El notario es una herencia romana a la que, como conocedores expertos de la ley, la ciudadanía acudía en búsqueda de certidumbre jurídica. Su llegada a México se debe a la herencia española y durante el siglo XIX que atestiguó condiciones de inestabilidad como la independencia mexicana, dos imperios o más de 50 presidentes, vio el inicio de la consolidación de un notariado mexicano que sería entonces esencial para un país que estaba naciendo y necesitaba de este tipo de funcionarios que contribuyeran en la generación de condiciones de certidumbre jurídica.
Falleció José Juan, un empresario mexicano que radicaba en EE. UU. con su esposa e hijos. Su familia sabía que José Juan tenía propiedades en México y querían ver el trámite de la herencia y la venta de los bienes, pero les resultaba complicado ir a su país para arreglar todos esos pendientes.
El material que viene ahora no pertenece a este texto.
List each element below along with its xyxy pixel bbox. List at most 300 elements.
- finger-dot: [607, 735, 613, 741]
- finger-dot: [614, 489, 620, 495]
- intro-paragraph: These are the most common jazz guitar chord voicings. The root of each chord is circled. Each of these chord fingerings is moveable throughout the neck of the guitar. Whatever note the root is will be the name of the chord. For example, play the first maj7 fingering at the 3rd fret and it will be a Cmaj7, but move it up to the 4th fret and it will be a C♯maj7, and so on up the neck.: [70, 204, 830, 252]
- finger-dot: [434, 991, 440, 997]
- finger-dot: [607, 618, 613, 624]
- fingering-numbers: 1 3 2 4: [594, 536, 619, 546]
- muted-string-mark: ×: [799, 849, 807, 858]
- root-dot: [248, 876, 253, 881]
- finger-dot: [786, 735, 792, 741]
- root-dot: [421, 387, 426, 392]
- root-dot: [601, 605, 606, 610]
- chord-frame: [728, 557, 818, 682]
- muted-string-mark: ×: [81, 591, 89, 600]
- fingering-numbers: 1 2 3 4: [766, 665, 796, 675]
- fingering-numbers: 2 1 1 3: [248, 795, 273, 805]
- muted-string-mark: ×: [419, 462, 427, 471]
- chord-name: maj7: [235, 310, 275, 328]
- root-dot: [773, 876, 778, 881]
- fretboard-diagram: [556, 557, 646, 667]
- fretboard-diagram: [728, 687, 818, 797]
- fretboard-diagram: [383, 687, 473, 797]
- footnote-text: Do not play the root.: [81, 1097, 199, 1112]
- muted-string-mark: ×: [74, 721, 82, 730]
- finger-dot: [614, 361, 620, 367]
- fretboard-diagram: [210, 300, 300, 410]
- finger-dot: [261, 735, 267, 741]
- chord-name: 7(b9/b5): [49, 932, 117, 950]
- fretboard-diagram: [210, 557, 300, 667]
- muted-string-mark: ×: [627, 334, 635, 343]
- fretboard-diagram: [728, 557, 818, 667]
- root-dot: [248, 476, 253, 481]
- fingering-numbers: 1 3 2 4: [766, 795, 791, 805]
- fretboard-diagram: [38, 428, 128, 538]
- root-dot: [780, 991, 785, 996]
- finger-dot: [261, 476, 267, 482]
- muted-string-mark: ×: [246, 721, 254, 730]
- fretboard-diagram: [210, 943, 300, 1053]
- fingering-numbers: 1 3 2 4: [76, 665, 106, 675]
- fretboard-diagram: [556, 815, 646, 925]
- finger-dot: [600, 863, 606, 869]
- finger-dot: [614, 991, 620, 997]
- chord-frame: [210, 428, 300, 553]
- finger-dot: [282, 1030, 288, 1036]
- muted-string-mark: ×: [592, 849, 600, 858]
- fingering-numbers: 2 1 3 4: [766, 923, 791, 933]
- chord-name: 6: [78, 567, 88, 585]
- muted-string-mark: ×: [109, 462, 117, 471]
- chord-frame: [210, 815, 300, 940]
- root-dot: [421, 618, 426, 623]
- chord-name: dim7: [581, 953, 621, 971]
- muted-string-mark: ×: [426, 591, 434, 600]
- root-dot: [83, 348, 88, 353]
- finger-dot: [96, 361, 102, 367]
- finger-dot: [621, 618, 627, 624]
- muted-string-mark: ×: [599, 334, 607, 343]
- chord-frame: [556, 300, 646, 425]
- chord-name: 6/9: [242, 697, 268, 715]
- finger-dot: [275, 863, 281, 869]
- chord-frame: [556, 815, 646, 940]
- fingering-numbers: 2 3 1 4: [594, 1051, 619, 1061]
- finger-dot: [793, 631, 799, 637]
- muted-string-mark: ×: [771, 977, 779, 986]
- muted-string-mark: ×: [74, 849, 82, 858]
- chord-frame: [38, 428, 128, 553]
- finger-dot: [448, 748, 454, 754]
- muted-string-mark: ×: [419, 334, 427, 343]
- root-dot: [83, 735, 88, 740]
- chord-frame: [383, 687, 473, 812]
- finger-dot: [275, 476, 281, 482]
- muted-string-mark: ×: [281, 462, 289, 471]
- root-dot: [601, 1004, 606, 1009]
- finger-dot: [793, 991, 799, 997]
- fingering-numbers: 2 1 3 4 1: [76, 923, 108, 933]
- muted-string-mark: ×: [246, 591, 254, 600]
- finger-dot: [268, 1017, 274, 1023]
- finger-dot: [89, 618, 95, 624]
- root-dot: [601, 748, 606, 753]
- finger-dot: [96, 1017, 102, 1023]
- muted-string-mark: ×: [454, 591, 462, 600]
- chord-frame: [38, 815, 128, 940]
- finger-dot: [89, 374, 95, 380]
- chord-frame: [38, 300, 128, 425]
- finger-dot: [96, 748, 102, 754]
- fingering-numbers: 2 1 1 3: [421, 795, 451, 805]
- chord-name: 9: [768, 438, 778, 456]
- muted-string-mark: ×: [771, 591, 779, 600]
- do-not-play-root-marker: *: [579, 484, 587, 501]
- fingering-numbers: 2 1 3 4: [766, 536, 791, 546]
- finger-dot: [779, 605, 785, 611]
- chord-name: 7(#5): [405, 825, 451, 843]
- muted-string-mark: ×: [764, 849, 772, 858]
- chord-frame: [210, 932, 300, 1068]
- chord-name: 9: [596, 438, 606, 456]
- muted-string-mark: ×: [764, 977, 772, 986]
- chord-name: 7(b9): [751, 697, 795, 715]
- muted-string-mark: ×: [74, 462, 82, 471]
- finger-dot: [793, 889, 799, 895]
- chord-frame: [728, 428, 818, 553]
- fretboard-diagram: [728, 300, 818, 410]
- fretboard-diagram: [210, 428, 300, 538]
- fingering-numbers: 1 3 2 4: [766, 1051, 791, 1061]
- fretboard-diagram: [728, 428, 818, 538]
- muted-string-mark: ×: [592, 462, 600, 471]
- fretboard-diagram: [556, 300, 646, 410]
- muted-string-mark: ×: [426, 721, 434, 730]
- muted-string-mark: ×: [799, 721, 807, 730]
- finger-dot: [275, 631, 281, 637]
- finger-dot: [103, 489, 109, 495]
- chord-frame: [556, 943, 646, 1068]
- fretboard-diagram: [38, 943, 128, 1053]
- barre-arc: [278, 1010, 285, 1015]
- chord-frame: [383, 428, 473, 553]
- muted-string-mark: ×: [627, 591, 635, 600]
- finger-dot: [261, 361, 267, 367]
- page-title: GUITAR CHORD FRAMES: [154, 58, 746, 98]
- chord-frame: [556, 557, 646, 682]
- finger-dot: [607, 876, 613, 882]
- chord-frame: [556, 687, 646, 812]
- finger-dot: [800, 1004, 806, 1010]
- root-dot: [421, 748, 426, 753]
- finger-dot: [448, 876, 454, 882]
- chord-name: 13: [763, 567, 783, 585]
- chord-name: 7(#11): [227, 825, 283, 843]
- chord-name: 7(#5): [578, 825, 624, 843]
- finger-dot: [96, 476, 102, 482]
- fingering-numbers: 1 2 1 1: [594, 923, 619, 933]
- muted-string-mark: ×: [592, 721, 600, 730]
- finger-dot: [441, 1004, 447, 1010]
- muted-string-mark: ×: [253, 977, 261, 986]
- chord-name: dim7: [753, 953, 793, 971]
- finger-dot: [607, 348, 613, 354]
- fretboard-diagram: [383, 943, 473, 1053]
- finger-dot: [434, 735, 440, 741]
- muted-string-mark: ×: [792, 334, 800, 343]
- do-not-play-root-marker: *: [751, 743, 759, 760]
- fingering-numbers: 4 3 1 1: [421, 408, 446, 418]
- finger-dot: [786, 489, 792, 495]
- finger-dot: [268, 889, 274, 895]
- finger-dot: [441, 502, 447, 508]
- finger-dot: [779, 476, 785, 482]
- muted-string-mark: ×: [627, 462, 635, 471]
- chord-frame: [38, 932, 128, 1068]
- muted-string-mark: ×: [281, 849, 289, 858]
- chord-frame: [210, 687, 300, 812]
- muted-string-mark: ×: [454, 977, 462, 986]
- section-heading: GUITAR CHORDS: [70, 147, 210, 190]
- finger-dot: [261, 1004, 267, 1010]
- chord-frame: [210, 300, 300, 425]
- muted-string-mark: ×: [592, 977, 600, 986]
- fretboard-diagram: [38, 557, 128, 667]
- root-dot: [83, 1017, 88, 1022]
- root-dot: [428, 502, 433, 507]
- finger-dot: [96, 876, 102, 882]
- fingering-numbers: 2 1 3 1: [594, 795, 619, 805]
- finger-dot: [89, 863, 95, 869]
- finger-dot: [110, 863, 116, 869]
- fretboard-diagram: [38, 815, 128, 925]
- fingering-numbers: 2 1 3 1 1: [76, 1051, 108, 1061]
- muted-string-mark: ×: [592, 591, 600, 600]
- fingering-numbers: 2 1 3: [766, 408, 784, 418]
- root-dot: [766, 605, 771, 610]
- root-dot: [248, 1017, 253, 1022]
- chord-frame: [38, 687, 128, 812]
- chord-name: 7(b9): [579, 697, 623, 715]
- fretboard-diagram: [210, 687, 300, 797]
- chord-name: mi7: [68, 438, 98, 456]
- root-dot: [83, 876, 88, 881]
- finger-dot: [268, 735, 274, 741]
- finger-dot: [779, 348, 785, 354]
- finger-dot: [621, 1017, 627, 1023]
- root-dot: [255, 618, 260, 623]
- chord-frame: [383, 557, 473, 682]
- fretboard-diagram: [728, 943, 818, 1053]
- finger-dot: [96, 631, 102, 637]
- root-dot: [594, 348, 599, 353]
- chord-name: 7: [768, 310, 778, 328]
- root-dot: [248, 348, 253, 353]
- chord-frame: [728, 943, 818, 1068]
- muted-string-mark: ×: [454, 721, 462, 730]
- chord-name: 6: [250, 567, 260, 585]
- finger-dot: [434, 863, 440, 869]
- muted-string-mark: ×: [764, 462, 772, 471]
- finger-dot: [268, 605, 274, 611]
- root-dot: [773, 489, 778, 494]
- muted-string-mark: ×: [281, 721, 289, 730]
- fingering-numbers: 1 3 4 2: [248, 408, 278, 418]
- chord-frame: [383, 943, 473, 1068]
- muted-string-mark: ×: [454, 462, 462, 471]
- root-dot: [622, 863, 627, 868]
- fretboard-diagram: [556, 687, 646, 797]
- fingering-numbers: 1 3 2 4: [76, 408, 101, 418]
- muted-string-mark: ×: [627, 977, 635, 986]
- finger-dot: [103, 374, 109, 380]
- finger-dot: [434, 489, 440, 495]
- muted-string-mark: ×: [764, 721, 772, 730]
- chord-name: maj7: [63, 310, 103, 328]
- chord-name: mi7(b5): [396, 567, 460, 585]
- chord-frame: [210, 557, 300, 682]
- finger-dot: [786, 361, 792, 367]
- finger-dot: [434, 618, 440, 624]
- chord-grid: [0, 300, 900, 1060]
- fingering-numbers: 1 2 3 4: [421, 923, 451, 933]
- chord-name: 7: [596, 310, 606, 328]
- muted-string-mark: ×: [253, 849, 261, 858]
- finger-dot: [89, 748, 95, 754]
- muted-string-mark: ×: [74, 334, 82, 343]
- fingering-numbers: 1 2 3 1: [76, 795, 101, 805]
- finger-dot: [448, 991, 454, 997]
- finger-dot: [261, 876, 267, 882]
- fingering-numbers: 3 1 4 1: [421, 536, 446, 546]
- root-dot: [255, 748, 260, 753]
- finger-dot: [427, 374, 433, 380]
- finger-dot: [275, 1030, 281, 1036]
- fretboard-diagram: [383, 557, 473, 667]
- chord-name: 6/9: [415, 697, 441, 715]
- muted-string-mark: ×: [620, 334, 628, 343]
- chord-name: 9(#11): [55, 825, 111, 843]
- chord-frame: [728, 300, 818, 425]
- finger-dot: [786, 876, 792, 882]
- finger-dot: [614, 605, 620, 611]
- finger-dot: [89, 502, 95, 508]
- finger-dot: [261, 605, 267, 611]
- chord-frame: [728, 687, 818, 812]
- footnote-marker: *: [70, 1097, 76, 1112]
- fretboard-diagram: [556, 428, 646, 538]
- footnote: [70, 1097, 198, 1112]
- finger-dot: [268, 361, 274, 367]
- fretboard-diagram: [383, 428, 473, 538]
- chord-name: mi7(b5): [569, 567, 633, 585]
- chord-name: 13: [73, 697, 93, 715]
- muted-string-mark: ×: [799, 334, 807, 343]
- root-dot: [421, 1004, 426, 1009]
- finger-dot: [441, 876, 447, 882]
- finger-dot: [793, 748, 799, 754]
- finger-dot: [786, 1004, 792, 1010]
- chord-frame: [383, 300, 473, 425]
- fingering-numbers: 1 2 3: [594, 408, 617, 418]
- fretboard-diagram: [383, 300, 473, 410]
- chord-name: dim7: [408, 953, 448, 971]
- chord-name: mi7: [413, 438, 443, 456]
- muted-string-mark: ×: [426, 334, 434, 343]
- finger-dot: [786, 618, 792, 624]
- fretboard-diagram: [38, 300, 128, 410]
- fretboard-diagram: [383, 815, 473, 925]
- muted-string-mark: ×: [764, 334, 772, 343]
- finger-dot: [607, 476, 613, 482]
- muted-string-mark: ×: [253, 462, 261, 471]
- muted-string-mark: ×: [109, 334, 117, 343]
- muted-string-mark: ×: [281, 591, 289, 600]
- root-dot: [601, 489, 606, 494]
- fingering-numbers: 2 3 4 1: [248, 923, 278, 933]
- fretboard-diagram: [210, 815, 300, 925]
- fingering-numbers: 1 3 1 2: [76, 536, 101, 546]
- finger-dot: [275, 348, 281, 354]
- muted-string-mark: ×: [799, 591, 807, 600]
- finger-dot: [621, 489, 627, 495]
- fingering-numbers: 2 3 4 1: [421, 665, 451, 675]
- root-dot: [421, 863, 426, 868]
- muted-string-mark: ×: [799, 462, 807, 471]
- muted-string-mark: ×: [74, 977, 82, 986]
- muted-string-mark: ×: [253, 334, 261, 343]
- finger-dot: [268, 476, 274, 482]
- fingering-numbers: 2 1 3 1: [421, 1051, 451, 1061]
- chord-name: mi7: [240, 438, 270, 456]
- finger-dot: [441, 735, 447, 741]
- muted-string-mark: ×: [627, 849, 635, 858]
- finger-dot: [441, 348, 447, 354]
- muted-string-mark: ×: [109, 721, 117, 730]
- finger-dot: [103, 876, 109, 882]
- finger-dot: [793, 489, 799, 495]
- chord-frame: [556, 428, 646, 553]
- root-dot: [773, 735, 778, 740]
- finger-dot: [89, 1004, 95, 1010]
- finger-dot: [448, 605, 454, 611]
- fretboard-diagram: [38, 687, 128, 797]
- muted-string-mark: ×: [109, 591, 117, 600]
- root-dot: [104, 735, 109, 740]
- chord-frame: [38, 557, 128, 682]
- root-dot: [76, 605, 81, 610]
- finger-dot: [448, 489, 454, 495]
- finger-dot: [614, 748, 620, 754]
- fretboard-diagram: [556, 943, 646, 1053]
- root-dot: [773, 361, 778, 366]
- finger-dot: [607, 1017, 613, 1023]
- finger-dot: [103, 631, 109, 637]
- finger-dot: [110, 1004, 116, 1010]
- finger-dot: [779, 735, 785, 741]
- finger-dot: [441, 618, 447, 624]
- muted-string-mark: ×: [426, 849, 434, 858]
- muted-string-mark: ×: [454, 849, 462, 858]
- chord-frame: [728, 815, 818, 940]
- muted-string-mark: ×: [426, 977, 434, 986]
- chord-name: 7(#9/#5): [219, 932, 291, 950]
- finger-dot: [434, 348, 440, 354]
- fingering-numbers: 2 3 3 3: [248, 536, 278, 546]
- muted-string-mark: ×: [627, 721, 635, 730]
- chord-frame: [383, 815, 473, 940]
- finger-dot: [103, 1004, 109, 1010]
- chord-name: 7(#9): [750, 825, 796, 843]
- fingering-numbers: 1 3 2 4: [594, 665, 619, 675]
Tras preguntar en varios lugares y hablar con algunos familiares, lo mejor fue contratar a un abogado al que le darían un poder legal y así los representara en México. Se les plantearon dos opciones para darle el poder al abogado: ir a México a tramitarlo ante notario o sacar cita en el consulado mexicano para tramitarlo. Vieron que ir a México implicaba, además de los gastos de viaje, sacar una cita en la notaría, al menos dos semanas para trámite y pagar entre cinco y seis mil pesos por el poder legal; por otro lado, la cita en el consulado mexicano en EE. UU. vieron que para hacer el mismo trámite podían sacar una cita en cinco minutos desde el portal de la Secretaría de Relaciones Exteriores (SE), pagar 163 dólares (aproximadamente 2 mil 900 pesos) y el mismo día que lo solicitaban salían a más tardar a las cuatro de la tarde con su poder legal. Obviamente optaron por la opción más rápida y barata.
Este tipo de situaciones se replica con frecuencia fuera de México y existe la ruta consolidada para apoyar a los connacionales en trámites más eficientes sin dejar a un lado su fuerza legal. Basta con ver la vinculación entre el Código Civil de la Ciudad de México, la Ley del Servicio Exterior Mexicano, la Ley del Notariado para la Ciudad de México y nueve normas más que hacen posible que los actos de fe pública sean igualmente emanados por servidores públicos con la misma fuerza. Un ejemplo que pone de manifiesto, con evidencia verificable, un planteamiento de algo que bien se sabe: es cuestión de tener fe (pública) reconocida en ley para poder brindar un acceso más rápido y barato con tecnología y voluntad a esa facultad originaria del Estado que hoy impide o inhibe la búsqueda de condiciones de certidumbre.